Un saluto speciale rivolgo ai Pellegrini, riuniti nella Basilica di "San Paolo fuori le Mura", dove stamani è stato proclamato "Beato" Giuseppe Toniolo! Vissuto tra il XIX e il XX Secolo, fu Sposo e Padre di sette figli, Professore Universitario ed Educatore dei Giovani, Economista e Sociologo, appassionato servitore della Comunione nella Chiesa. Attuò gli insegnamenti dell’Enciclica "Rerum novarum" del Papa Leone XIII; promosse l’"Azione Cattolica", l’"Università Cattolica del Sacro Cuore", le "Settimane Sociali dei Cattolici italiani", e un Istituto di "Diritto Internazionale della Pace". Il suo messaggio è di grande attualità, specialmente in questo tempo: il "Beato" Toniolo indica la via del primato della persona umana e della solidarietà. Egli scriveva: «Al di sopra degli stessi legittimi beni, ed interessi, delle singole Nazioni, e degli Stati, vi è una nota inscindibile che tutti li coordina ad unità, vale a dire il dovere della solidarietà umana!».

Sempre oggi, a Coutances, in Francia, è stato "Beatificato" anche il Sacerdote Pierre-Adrien Toulorge, dell’Ordine "Premostratense", vissuto nella seconda metà del Secolo XVIII! Rendiamo grazie a Dio, per questo luminoso "Martire della Verità"!
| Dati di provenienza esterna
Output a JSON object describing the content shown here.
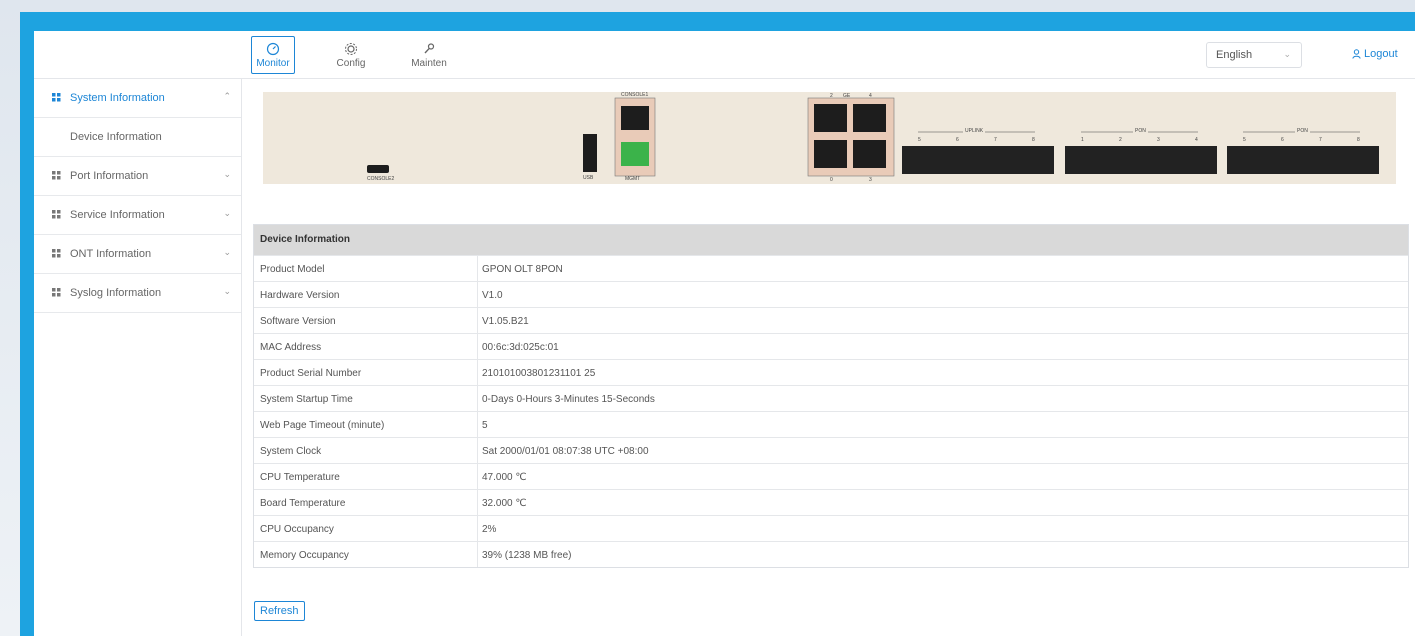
{
  "topnav": [
    {
      "label": "Monitor",
      "icon": "monitor-icon",
      "active": true
    },
    {
      "label": "Config",
      "icon": "gear-icon",
      "active": false
    },
    {
      "label": "Mainten",
      "icon": "wrench-icon",
      "active": false
    }
  ],
  "language": {
    "selected": "English"
  },
  "logout_label": "Logout",
  "sidebar": {
    "items": [
      {
        "label": "System Information",
        "active": true
      },
      {
        "label": "Device Information"
      },
      {
        "label": "Port Information"
      },
      {
        "label": "Service Information"
      },
      {
        "label": "ONT Information"
      },
      {
        "label": "Syslog Information"
      }
    ]
  },
  "device_panel": {
    "labels": {
      "console": "CONSOLE1",
      "usb": "USB",
      "mgmt": "MGMT",
      "console2": "CONSOLE2",
      "uplink": "UPLINK",
      "pon_a": "PON",
      "pon_b": "PON",
      "ge": "GE"
    },
    "port_numbers_a": [
      "1",
      "2",
      "3",
      "4"
    ],
    "port_numbers_b": [
      "1",
      "2",
      "3",
      "4"
    ],
    "port_numbers_c": [
      "5",
      "6",
      "7",
      "8"
    ],
    "uplink_numbers": [
      "5",
      "6",
      "7",
      "8"
    ],
    "ge_top": [
      "2",
      "4"
    ],
    "ge_bottom": [
      "0",
      "3"
    ]
  },
  "device_info": {
    "title": "Device Information",
    "rows": [
      {
        "k": "Product Model",
        "v": "GPON OLT 8PON"
      },
      {
        "k": "Hardware Version",
        "v": "V1.0"
      },
      {
        "k": "Software Version",
        "v": "V1.05.B21"
      },
      {
        "k": "MAC Address",
        "v": "00:6c:3d:025c:01"
      },
      {
        "k": "Product Serial Number",
        "v": "210101003801231101 25"
      },
      {
        "k": "System Startup Time",
        "v": "0-Days 0-Hours 3-Minutes 15-Seconds"
      },
      {
        "k": "Web Page Timeout (minute)",
        "v": "5"
      },
      {
        "k": "System Clock",
        "v": "Sat 2000/01/01 08:07:38 UTC +08:00"
      },
      {
        "k": "CPU Temperature",
        "v": "47.000 ℃"
      },
      {
        "k": "Board Temperature",
        "v": "32.000 ℃"
      },
      {
        "k": "CPU Occupancy",
        "v": "2%"
      },
      {
        "k": "Memory Occupancy",
        "v": "39% (1238 MB free)"
      }
    ]
  },
  "refresh_label": "Refresh",
  "colors": {
    "accent": "#1d86d6",
    "frame": "#1ea3e0",
    "panel": "#efe8dc",
    "mgmt_port": "#3bb34a"
  }
}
Saluto i Partecipanti all’"Incontro Europeo" degli "Studenti Universitari", organizzato dalla Diocesi di Roma, nel "Primo Anniversario" della "Beatificazione" di Papa Giovanni Paolo II! Cari Giovani, proseguite con fiducia nel cammino della "Nuova Evangelizzazione" nelle Università! Domani sera mi unirò spiritualmente a voi, per la "Veglia" che avrà luogo a "Tor Vergata", presso la grande "Croce" della "Giornata Mondiale della Gioventù" del "2000"... Grazie della vostra presenza!

Rivolgo, infine, un saluto cordiale ai Pellegrini di Lingua Italiana, in particolare ai Ragazzi di Cuneo e di Casatenovo, ai Cresimandi di Tione di Trento, Mozzo, Ciserano e Sorisole, Morro d’Alba e Belvedere Ostrense, e a tutti gli altri numerosi Giovani presenti! Saluto i diversi Gruppi Parrocchiali, e i Partecipanti al "Raduno" di "Autovetture d’Epoca"... A tutti auguro una buona Domenica e una buona settimana! Grazie! Buona Domenica!